(KNSI) – A man accused of attacking a police officer with a hammer while dragging him from his vehicle has been charged.
Luke Alvin Oeltjenbruns is charged with one count of first-degree assault, two counts of second-degree assault, and one count fleeing a peace officer in a motor vehicle-bodily injury, all felonies.
The 61-year-old Hutchinson man is accused of injuring a police officer and assaulting a Menards employee over a face mask policy.
According to the criminal complaint filed Friday, Hutchinson Police responded to Menards at 1525 Montreal St. SE at 1:50 p.m.

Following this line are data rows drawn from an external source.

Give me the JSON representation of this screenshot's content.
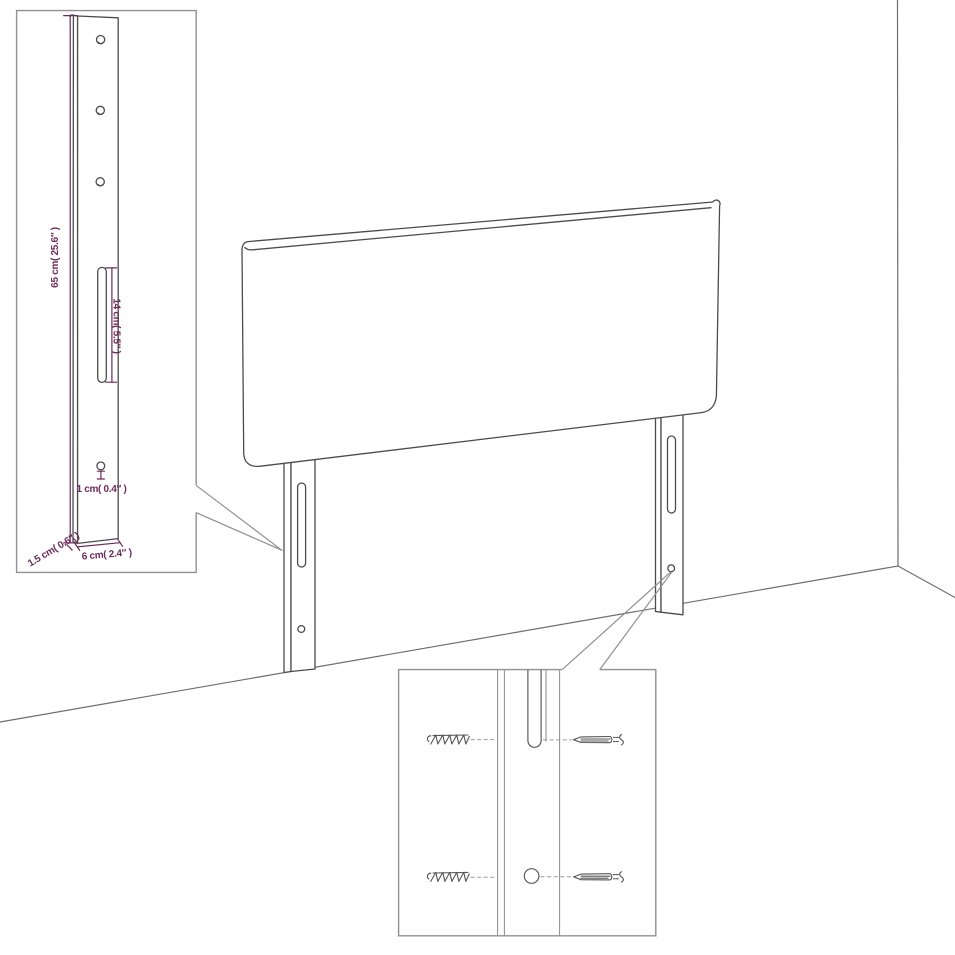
{
  "diagram": {
    "annotations": {
      "leg_height": "65 cm( 25.6″ )",
      "slot_length": "14 cm( 5.5″ )",
      "hole_diameter": "1 cm( 0.4″ )",
      "leg_width": "6 cm( 2.4″ )",
      "leg_thickness": "1.5 cm( 0.6″ )"
    },
    "colors": {
      "background": "#ffffff",
      "line_art": "#4c4c4c",
      "room_lines": "#6e6e6e",
      "callout_border": "#909090",
      "dimension": "#6e2a5a"
    },
    "icons": {
      "screw": "screw-icon",
      "screw_tip": "screw-tip-icon"
    }
  }
}
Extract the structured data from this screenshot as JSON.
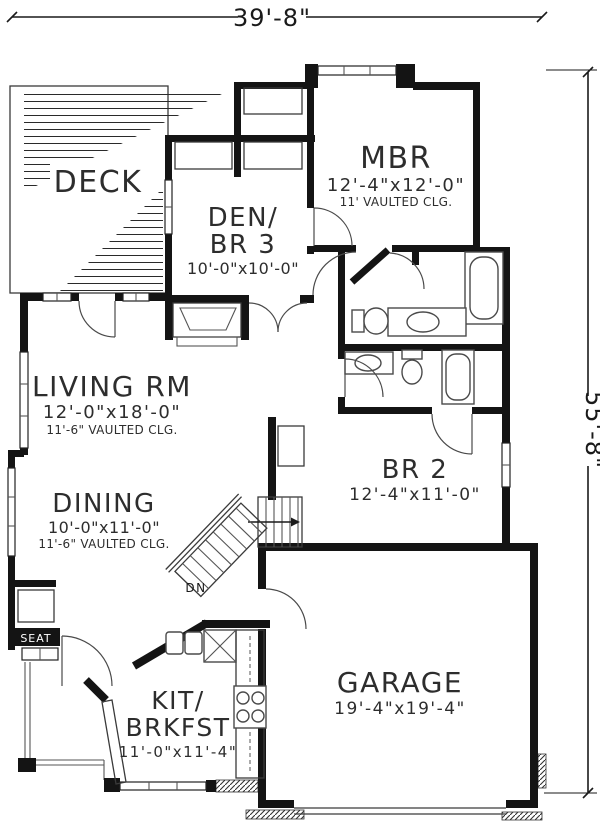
{
  "plan": {
    "title": "single-story house first floor plan",
    "colors": {
      "ink": "#141414",
      "background": "#ffffff",
      "fixture_line": "#4a4a4a"
    }
  },
  "dimensions": {
    "width_label": "39'-8\"",
    "height_label": "55'-8\""
  },
  "rooms": {
    "deck": {
      "label": "DECK"
    },
    "den": {
      "line1": "DEN/",
      "line2": "BR 3",
      "size": "10'-0\"x10'-0\""
    },
    "mbr": {
      "label": "MBR",
      "size": "12'-4\"x12'-0\"",
      "note": "11' VAULTED CLG."
    },
    "living": {
      "label": "LIVING RM",
      "size": "12'-0\"x18'-0\"",
      "note": "11'-6\" VAULTED CLG."
    },
    "dining": {
      "label": "DINING",
      "size": "10'-0\"x11'-0\"",
      "note": "11'-6\" VAULTED CLG."
    },
    "br2": {
      "label": "BR 2",
      "size": "12'-4\"x11'-0\""
    },
    "garage": {
      "label": "GARAGE",
      "size": "19'-4\"x19'-4\""
    },
    "kit": {
      "line1": "KIT/",
      "line2": "BRKFST",
      "size": "11'-0\"x11'-4\""
    }
  },
  "annotations": {
    "stairs_down": "DN",
    "window_seat": "SEAT"
  }
}
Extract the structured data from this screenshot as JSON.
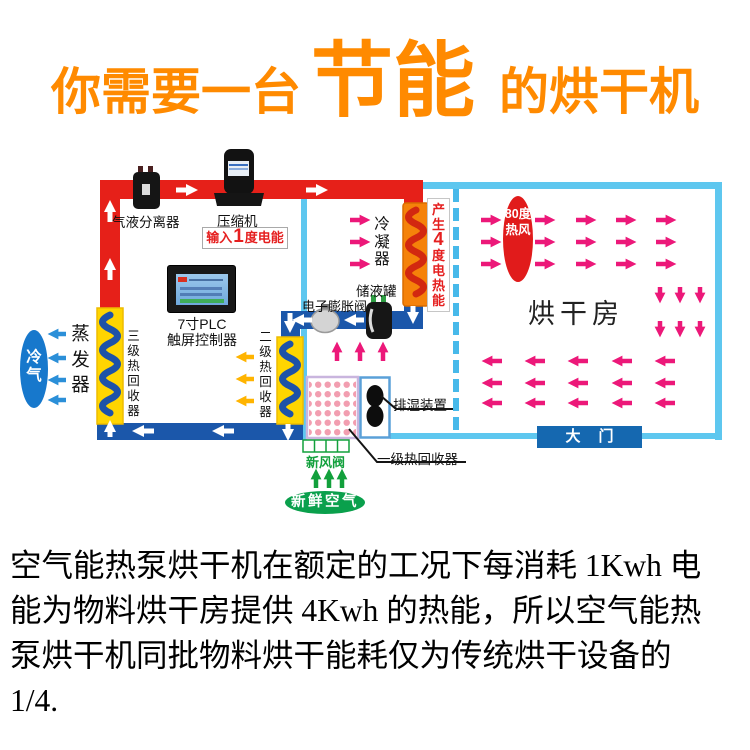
{
  "title": {
    "prefix": "你需要一台",
    "highlight": "节能",
    "suffix": "的烘干机"
  },
  "diagram": {
    "separator_label": "气液分离器",
    "compressor_label": "压缩机",
    "input_energy": {
      "pre": "输入",
      "value": "1",
      "post": "度电能"
    },
    "condenser_label": "冷凝器",
    "output_energy": {
      "pre": "产生",
      "value": "4",
      "post": "度电热能"
    },
    "hot_air_badge": "80度热风",
    "drying_room_label": "烘干房",
    "door_label": "大门",
    "plc_label_line1": "7寸PLC",
    "plc_label_line2": "触屏控制器",
    "tank_label": "储液罐",
    "valve_label": "电子膨胀阀",
    "stage3_recovery_label": "三级热回收器",
    "stage2_recovery_label": "二级热回收器",
    "stage1_recovery_label": "一级热回收器",
    "evaporator_label": "蒸发器",
    "cold_air_badge": "冷气",
    "exhaust_label": "排湿装置",
    "fresh_air_valve_label": "新风阀",
    "fresh_air_badge": "新鲜空气"
  },
  "description": "空气能热泵烘干机在额定的工况下每消耗 1Kwh 电能为物料烘干房提供 4Kwh 的热能，所以空气能热泵烘干机同批物料烘干能耗仅为传统烘干设备的1/4.",
  "colors": {
    "title_orange": "#ff8a00",
    "hot_pipe_red": "#e62019",
    "cold_pipe_blue": "#1b57aa",
    "wall_light_blue": "#5ec7ef",
    "coil_yellow": "#ffd500",
    "condenser_orange": "#f5820a",
    "airflow_pink": "#ec1879",
    "fresh_green": "#0aa04c",
    "door_blue": "#1568b0",
    "hot_badge_red": "#e11b1b",
    "cold_badge_blue": "#1778cc"
  }
}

Wednesday on a report of an assault.
Menards employees described the suspect, with police determining the suspect was Oeltjenbruns.
A video showed a Menards employee stopped near the side of Oeltenbruns’ cart, and Oeltjenbruns began to “jab” the employee with one of the pieces of wood.
The employee told police he saw Oeltjenbruns approach the checkout not wearing a mask, and he told him he had to put a mask on.
Oeltjenbruns tried to push his cart past the worker, but the worker grabbed the cart.
That’s when Oeltjenbruns hit the worker with the lumber and tried to leave again, only to have the worker grab the cart again.
Then Oeltjenbruns struck the worker “five or six times” in the head with his hand.
The worker had a headache and had a raised red mark on his forehead.
Police found Oeltjenbrun’s vehicle in the Walmart parking lot.
The vehicle started to pull away, and police initiated a traffic stop.
The vehicle eventually stopped at a red light when an officer got out of their squad car with a weapon drawn.
Oeltjenbruns rolled down his window a “couple of inches” and told police to shoot him.
Oeltjenbruns ignored commands to get out of the vehicle and drove away.
Officers surrounded Oeltjenbruns’ vehicle with squad cars and again told him to open the window and get out of the vehicle.
An officer explained to Oeltjenbruns that he matched the description of a man who assaulted an employee at Menards. Oeltjenbruns refused to comply and was told that officers would break his window to get him out of the truck if he didn’t comply.
The Officer got onto the truck’s running board and reached through the window. Oeltjenbruns’ grabbed the Officer’s right arm and closed the window on it, trapping the Officer.
The defendant then drove the truck forward into a squad car.
Oeltjenbruns then backed into another squad car and continued “bashing his vehicle against the squad cars with the Officer hanging out the window.
Oeltjenbruns stopped near Highway 15 and South Grade Road, which had been blocked by squad cars.
When the officer tried to use a safety hammer to break the window, Oeltjenbruns allegedly grabbed the hammer and hit the cop in the head.
Officers eventually arrested Oeltjenbruns.
The Officer was taken to the hospital, where he received eight metal staples for the wound on his head, and he had an abrasion on his arm.
He has been released from the hospital and is at home recovering.